Tunisie: Kais Saïed suspend le Parlement, démet le chef du gouvernement




Tunisie: Kais Saïed suspend le Parlement, démet le chef du gouvernement
Le président tunisien Kais Saïed a annoncé dimanche 25 juillet au soir qu’il gelait les activités du Parlement, et démettait de ses fonctions le chef du gouvernement Hichem Mechichi, après une journée de manifestations contre les dirigeants tunisiens.

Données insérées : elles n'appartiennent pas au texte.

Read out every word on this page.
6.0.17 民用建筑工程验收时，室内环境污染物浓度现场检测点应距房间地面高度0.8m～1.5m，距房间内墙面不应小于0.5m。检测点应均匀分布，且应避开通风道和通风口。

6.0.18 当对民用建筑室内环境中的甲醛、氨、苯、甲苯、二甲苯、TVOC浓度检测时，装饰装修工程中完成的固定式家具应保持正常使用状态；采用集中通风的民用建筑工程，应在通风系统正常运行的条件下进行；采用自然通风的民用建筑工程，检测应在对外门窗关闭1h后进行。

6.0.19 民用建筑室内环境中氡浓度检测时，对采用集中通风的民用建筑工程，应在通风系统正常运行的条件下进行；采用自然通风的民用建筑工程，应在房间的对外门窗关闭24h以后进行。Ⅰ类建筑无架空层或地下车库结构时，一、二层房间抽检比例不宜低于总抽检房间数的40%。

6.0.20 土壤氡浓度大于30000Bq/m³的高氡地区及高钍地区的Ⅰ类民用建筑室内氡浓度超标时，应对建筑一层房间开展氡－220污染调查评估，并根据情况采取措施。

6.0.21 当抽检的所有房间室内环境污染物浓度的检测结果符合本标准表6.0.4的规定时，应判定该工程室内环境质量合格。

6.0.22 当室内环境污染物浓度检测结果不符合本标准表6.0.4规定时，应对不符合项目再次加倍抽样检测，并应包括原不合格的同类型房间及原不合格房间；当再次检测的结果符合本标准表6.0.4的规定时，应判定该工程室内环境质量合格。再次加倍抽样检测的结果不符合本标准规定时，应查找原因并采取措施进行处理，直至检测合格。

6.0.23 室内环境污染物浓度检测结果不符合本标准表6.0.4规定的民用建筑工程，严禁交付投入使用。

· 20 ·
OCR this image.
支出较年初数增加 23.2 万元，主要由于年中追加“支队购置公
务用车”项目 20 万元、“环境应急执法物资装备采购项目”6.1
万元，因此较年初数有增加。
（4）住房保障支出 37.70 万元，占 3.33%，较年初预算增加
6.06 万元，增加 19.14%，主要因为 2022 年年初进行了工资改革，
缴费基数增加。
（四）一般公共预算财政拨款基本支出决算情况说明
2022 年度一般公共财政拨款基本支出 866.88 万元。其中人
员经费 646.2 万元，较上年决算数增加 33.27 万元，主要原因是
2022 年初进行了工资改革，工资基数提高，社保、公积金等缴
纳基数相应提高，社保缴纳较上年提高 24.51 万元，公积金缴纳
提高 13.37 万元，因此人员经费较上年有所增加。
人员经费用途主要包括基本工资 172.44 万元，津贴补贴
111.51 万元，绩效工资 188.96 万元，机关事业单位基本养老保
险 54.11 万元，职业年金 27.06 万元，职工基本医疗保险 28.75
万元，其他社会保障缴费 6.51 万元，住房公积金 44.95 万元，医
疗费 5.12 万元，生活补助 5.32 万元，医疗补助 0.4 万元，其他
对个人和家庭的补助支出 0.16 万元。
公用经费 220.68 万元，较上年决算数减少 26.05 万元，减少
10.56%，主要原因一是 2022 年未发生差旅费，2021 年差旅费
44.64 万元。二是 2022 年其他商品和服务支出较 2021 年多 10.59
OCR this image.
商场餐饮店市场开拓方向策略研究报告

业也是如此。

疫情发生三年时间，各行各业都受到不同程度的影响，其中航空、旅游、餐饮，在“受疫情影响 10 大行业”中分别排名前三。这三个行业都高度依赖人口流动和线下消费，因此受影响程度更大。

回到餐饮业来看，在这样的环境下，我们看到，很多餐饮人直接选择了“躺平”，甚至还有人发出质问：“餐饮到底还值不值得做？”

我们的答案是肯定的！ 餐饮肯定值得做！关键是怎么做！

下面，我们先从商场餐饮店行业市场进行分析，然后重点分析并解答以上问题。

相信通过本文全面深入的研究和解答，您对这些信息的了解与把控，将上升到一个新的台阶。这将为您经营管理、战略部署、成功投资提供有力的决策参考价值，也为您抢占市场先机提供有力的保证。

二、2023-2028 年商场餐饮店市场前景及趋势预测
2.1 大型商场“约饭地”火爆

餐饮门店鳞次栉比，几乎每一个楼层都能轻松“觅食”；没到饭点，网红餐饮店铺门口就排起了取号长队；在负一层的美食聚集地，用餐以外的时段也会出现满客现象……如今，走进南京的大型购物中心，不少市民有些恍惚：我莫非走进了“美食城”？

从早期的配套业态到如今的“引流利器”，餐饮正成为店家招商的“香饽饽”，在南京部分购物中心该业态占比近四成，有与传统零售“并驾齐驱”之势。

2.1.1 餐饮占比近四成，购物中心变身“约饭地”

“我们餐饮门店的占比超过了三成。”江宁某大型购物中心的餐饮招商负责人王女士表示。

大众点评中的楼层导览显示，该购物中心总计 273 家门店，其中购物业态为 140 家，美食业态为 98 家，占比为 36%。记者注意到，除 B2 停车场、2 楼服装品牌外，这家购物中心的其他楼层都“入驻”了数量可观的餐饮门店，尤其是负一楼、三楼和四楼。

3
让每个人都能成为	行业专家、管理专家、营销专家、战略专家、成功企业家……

Des klaxons ont retenti dans les rues de Tunis peu après cette annonce. Elle fait suite à des manifestations dans de nombreuses villes du pays dans la journée, en dépit d’un important déploiement policier pour limiter les déplacements. Les protestataires ont notamment réclamé la «dissolution du Parlement». Kais Saïed a annoncé ces décisions à l’issue d’une réunion d’urgence au Palais de Carthage, alors que le pays fait face à un pic d’épidémie de coronavirus, et à une profonde crise politique opposant le président au principal parti parlementaire d’obédience islamiste, Ennahdha.

«La Constitution ne permet pas la dissolution du Parlement mais elle permet le gel de ses activités», a déclaré Kais Saïed, s’appuyant sur l’article 80 qui permet ce type de mesure en cas de «péril imminent». Le président a annoncé qu’il se chargeait du pouvoir exécutif, avec «l’aide du gouvernement» qui sera dirigé par un nouveau chef désigné par ses soins. Il a en outre annoncé lever l’immunité parlementaire des députés. Ennahdha a condamné dans la nuit un «coup d’État contre la révolution». «Ce qu’a fait Kais Saïed est un coup d’État contre la révolution et contre la Constitution, et les partisans de Ennahdha ainsi que le peuple tunisien défendront la révolution», a déclaré le parti islamiste dans un communiqué publié sur sa page Facebook.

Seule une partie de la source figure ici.